Comme tout professionnel qui met ses compétences au service des personnes, le pharmacien d’officine et son équipe ne peuvent s’exempter de réflexion éthique. Confrontés à des ordonnances parfois difficiles à honorer, aux nombreuses sollicitations des laboratoires, à des demandes de « dépannage » de médicaments, à des situations de détresses sociales, « les officinaux doivent prendre le temps d’une réflexion pour assurer des soins de la manière la plus ajustée », comme l’a rappelé Cédric Liochon, jeune pharmacien rémois, lors d’un débat organisé par l’AFPC dans le cadre du dernier salon PharmagoraPlus. Puis de citer le juge de la Cour suprême Potter Stewart : « l'éthique est de savoir la différence entre ce que vous avez le droit de faire et ce qu’il est bon de faire. »

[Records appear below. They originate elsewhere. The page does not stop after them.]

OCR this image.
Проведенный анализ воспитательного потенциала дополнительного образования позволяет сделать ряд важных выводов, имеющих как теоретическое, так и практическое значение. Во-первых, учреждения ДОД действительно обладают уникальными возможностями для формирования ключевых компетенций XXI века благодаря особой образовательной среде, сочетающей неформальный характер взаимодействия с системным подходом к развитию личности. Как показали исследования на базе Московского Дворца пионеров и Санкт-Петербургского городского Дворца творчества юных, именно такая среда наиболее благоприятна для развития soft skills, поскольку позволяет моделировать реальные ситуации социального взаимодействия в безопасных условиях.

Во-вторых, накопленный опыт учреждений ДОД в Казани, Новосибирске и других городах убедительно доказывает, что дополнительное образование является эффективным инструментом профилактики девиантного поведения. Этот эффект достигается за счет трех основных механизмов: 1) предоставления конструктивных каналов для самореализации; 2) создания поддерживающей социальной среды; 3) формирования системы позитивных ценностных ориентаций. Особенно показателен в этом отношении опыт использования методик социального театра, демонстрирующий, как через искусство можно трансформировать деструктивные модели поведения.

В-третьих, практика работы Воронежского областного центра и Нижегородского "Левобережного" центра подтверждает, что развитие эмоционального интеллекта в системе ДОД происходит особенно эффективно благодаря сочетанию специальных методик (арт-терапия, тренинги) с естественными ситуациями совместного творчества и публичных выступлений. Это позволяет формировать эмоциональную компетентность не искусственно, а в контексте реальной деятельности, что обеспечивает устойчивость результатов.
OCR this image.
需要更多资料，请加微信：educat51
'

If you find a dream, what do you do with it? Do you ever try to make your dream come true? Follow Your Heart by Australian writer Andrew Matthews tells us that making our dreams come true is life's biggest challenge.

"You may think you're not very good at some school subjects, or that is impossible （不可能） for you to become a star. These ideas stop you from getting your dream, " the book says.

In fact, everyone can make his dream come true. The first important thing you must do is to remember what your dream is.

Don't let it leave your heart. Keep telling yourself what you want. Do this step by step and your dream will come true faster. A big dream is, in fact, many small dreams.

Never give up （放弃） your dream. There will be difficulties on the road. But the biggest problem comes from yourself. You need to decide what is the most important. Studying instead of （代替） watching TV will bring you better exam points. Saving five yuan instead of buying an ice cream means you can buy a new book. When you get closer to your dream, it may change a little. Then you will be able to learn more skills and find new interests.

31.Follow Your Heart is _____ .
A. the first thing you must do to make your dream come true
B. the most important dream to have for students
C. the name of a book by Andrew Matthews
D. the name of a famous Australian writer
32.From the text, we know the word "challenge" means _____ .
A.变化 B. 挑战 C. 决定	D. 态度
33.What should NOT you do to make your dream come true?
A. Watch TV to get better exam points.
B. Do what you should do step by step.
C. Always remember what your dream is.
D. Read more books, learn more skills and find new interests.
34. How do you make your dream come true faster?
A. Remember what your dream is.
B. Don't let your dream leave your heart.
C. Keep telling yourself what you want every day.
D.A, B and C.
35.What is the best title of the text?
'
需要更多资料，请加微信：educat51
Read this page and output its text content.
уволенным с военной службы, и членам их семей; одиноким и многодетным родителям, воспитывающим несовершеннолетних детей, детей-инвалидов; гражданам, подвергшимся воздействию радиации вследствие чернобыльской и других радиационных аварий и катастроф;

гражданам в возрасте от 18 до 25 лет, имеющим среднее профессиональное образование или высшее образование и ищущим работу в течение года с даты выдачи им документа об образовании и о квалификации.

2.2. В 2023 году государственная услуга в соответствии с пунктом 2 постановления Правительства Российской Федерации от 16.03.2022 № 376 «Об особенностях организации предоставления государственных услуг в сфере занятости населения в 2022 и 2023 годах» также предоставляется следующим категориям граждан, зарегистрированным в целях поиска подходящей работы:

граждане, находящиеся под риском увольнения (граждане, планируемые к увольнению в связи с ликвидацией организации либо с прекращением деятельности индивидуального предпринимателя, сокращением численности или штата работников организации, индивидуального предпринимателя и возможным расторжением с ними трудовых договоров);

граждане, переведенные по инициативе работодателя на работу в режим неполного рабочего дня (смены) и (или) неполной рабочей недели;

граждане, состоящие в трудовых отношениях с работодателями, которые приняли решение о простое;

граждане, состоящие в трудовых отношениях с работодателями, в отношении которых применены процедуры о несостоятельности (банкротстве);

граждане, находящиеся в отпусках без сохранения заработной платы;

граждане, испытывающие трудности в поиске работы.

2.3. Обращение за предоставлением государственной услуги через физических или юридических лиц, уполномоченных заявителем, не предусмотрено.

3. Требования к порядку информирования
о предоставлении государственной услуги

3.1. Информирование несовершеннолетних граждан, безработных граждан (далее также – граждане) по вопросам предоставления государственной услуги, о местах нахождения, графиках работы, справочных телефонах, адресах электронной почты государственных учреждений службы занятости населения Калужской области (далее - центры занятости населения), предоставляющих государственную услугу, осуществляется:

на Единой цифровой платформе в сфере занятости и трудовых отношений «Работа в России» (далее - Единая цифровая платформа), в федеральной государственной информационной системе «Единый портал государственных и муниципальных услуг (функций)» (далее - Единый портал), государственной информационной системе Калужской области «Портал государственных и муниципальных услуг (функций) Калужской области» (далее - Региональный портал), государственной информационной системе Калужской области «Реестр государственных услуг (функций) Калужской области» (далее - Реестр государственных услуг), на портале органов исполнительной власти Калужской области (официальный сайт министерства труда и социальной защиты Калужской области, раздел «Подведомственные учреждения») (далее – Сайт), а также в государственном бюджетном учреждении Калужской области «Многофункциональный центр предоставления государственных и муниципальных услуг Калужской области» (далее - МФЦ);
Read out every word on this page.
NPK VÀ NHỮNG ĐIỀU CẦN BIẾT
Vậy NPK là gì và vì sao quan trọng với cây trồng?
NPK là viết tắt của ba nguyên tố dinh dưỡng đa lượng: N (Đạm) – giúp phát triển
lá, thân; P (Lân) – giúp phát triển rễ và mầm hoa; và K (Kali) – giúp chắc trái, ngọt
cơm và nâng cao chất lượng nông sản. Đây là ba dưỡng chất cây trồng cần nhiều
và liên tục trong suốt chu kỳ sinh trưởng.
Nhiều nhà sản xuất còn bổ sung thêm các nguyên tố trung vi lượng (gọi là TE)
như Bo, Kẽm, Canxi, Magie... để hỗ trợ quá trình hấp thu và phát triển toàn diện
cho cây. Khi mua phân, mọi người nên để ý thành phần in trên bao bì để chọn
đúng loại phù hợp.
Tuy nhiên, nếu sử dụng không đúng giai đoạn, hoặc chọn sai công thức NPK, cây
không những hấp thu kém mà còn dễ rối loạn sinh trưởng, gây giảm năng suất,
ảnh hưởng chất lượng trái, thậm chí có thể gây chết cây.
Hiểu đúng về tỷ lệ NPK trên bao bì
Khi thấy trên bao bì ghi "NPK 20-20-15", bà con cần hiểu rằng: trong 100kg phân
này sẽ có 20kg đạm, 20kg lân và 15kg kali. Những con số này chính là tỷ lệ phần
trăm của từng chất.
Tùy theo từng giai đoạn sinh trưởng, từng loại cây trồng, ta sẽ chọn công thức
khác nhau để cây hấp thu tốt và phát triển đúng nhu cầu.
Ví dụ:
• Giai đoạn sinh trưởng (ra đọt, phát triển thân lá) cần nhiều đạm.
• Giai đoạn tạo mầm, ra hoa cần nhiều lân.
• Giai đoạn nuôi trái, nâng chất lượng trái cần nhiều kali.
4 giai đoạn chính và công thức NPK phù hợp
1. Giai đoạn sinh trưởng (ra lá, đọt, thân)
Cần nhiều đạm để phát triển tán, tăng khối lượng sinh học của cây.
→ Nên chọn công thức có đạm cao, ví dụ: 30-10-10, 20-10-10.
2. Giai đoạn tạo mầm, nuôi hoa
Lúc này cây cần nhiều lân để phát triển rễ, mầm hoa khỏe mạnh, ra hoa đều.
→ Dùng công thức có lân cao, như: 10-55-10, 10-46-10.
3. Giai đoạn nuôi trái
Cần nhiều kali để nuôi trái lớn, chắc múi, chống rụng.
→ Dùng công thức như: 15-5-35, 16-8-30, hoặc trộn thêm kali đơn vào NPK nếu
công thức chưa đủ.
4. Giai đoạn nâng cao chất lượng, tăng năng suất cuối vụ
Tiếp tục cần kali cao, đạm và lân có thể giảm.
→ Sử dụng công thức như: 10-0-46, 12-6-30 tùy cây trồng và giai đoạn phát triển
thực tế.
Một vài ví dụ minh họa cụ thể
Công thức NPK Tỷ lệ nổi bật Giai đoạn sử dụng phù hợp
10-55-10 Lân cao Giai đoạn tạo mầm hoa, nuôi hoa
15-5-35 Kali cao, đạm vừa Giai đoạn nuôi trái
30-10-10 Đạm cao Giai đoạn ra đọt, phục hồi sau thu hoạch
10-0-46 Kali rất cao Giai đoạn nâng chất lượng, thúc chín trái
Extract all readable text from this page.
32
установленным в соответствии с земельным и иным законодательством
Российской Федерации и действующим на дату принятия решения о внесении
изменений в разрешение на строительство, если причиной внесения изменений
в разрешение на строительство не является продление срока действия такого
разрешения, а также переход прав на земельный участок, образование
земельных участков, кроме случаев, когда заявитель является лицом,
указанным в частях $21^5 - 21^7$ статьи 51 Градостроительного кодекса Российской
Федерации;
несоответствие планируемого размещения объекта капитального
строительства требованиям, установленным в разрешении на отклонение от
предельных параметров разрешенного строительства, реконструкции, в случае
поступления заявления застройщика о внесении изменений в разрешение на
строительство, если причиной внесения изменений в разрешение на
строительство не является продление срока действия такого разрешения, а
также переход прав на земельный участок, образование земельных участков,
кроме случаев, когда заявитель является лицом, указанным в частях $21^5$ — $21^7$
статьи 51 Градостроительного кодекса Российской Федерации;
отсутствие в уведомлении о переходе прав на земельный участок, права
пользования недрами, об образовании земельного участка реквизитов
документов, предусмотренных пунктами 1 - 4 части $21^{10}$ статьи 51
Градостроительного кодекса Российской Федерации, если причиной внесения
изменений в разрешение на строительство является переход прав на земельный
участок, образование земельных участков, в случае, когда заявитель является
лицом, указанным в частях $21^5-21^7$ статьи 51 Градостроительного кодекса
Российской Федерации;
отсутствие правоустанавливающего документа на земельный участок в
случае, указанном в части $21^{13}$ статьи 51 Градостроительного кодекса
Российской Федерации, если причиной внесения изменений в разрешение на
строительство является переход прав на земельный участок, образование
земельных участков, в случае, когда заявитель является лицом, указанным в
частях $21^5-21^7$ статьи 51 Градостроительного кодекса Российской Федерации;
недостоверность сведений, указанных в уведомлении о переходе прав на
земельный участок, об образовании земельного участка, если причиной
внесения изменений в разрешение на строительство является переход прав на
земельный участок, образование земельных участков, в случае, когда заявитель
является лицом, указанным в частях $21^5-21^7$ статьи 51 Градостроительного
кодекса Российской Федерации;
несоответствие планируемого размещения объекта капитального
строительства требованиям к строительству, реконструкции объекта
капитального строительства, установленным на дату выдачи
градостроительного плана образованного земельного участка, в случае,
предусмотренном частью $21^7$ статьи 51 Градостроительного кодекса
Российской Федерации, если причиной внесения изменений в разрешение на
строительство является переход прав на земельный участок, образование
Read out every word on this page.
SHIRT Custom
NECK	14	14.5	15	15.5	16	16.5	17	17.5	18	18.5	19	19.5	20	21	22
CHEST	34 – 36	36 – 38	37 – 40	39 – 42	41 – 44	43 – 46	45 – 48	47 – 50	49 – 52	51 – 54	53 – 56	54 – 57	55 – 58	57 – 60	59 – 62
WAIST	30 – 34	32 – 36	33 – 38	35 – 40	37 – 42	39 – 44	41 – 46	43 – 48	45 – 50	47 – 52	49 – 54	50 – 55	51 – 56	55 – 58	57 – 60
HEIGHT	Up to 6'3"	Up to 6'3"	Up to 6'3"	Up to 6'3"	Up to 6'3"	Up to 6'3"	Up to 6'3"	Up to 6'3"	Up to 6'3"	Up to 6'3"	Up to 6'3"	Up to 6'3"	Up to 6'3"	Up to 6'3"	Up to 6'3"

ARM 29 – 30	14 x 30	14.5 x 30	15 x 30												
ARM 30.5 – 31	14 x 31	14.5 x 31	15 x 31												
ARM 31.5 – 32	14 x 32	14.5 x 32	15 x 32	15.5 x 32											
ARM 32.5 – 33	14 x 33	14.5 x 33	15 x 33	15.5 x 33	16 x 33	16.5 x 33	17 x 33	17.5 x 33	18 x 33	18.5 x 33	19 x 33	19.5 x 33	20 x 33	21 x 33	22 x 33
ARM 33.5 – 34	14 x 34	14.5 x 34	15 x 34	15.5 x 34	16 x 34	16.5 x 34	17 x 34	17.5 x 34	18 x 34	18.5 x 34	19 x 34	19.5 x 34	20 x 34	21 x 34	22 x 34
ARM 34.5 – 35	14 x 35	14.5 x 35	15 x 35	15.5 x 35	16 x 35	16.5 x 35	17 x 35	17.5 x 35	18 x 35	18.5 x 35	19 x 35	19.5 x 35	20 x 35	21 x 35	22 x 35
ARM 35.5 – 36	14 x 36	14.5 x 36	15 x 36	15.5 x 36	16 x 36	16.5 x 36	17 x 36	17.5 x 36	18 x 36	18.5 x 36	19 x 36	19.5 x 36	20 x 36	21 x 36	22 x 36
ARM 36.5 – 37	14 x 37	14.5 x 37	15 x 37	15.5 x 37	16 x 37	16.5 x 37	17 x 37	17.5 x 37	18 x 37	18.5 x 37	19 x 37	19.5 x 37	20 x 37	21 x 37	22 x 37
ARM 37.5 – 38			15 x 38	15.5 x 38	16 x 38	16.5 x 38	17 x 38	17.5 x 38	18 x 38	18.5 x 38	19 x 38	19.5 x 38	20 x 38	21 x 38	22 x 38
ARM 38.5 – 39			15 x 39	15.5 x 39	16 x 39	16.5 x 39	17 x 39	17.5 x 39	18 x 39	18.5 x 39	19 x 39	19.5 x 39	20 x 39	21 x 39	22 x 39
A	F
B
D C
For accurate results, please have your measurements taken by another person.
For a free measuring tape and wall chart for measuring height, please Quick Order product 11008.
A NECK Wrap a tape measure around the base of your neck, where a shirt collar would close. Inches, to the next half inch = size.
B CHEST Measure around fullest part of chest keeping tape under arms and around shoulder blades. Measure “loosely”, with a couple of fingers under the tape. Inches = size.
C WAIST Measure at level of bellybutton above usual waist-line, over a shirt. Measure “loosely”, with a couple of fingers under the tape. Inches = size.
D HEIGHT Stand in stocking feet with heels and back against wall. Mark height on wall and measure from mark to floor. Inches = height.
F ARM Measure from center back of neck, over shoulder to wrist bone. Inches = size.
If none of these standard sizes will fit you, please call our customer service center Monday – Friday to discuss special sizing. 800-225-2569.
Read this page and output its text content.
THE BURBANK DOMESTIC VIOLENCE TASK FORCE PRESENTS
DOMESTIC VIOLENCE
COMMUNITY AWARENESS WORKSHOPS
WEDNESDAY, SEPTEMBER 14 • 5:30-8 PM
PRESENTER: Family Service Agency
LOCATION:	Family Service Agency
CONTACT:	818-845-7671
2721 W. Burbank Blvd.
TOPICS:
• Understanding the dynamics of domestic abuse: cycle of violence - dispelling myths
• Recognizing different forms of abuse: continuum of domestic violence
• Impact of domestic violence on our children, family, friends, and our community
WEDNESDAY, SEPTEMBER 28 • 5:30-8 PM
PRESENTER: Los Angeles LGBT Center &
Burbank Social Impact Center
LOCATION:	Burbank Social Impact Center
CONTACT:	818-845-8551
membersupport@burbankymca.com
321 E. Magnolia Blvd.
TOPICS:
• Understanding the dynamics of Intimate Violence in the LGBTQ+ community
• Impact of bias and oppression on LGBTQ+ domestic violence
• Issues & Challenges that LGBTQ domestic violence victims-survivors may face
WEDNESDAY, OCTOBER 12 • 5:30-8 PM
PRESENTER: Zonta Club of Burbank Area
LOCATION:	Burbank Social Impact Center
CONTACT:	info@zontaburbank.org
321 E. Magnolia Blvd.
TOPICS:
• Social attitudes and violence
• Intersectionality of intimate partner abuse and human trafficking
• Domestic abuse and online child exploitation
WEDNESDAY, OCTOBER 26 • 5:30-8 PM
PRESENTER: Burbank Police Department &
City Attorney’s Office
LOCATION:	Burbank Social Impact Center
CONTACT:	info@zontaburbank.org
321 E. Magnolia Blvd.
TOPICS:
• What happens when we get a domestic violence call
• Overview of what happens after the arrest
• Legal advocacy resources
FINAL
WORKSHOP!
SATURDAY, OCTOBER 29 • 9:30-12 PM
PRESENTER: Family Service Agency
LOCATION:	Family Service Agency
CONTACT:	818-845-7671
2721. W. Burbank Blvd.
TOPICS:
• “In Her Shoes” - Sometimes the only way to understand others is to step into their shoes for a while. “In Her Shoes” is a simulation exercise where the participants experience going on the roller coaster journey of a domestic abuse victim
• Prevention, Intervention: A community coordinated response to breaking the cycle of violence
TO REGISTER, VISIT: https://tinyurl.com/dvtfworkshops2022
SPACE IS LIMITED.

Mais certains s’interrogeront : « N’a-t-on pas déjà le code de déontologie et le code de santé publique pour décider correctement ? » Or, comme nous l’a dit Dominique Folscheid, professeur émérite de philosophie morale et politique à l'université Paris-Est Marne-la-Vallée, « le droit tendant à envahir de nombreux domaines et se chargeant de remplacer les normes par des fonctionnements, perd son sens normatif pour se transformer en un filet de sécurité de plus en plus serré. Il risque même de venir organiser notre propre irresponsabilité ». Ainsi les réflexions d’ordre éthique ne peuvent être résorbées par des prescriptions exclusivement juridiques : « L’éthique n’est pas soluble dans le droit. »
L’éthique n’est ni une science, ni un système de règles. « L’éthique est la réflexion philosophique sur la pratique. » Un détour par la sémantique est nécessaire : ethos, qui signifie l’étable des animaux, correspond, pour nous les hommes, au monde humain : « L’éthique est là pour nous humaniser et nous faire habiter le monde, en nous aidant à nous conduire. » Mais ethos a à voir aussi avec l’habitude ; il s’agit alors d’imiter ce qui est déjà en place comme normes dans une société, « mais en les transposant dans le monde particulier des personnes en présence ». D’où cette différence entre morale et éthique : la morale fait appel aux normes en cours, alors que l’éthique demande réflexion.
Alors comment faire pour bien faire ? Parce qu’un patient n’est pas simplement un client, tout professionnel de santé opte pour le mieux-être de celui-ci et cherche à concilier une éthique des fins avec une éthique des moyens. La visée du bien est une perpétuelle « pesée », guidée par les idées de justesse et de justice. Pour cela, Aristote parle de phronesis qui recouvre les idées de prudence et de sagesse pratique. Dans le cas du pharmacien, ce concept associe « raison théorique/formation intellectuelle et raison pratique/connaissance du médicament ». À partir de là, il est possible de définir un habitus complet, qui est l’harmonie d’une manière d’être ou une disposition d’esprit, avec un savoir qui n’est jamais passif et constamment remis en question. Cet habitus s’acquiert « par le compagnonnage auprès de professionnels compétents et l’expérience au fil des années ».
Les professionnels de santé interviennent de telle manière que leurs actes constituent une chaîne de soins, en pensant prioritairement au bien du patient. Or la solidité de toute chaîne dépend du maillon le plus faible. Les pharmaciens devraient-ils représenter ce maillon, par leur laxisme ou leur irresponsabilité ? Alors qu’à l’aide de leur jugement éthique, « ils pourraient au contraire tenir lieu de premier maillon, assurant le premier accueil et la première instance d’orientation ».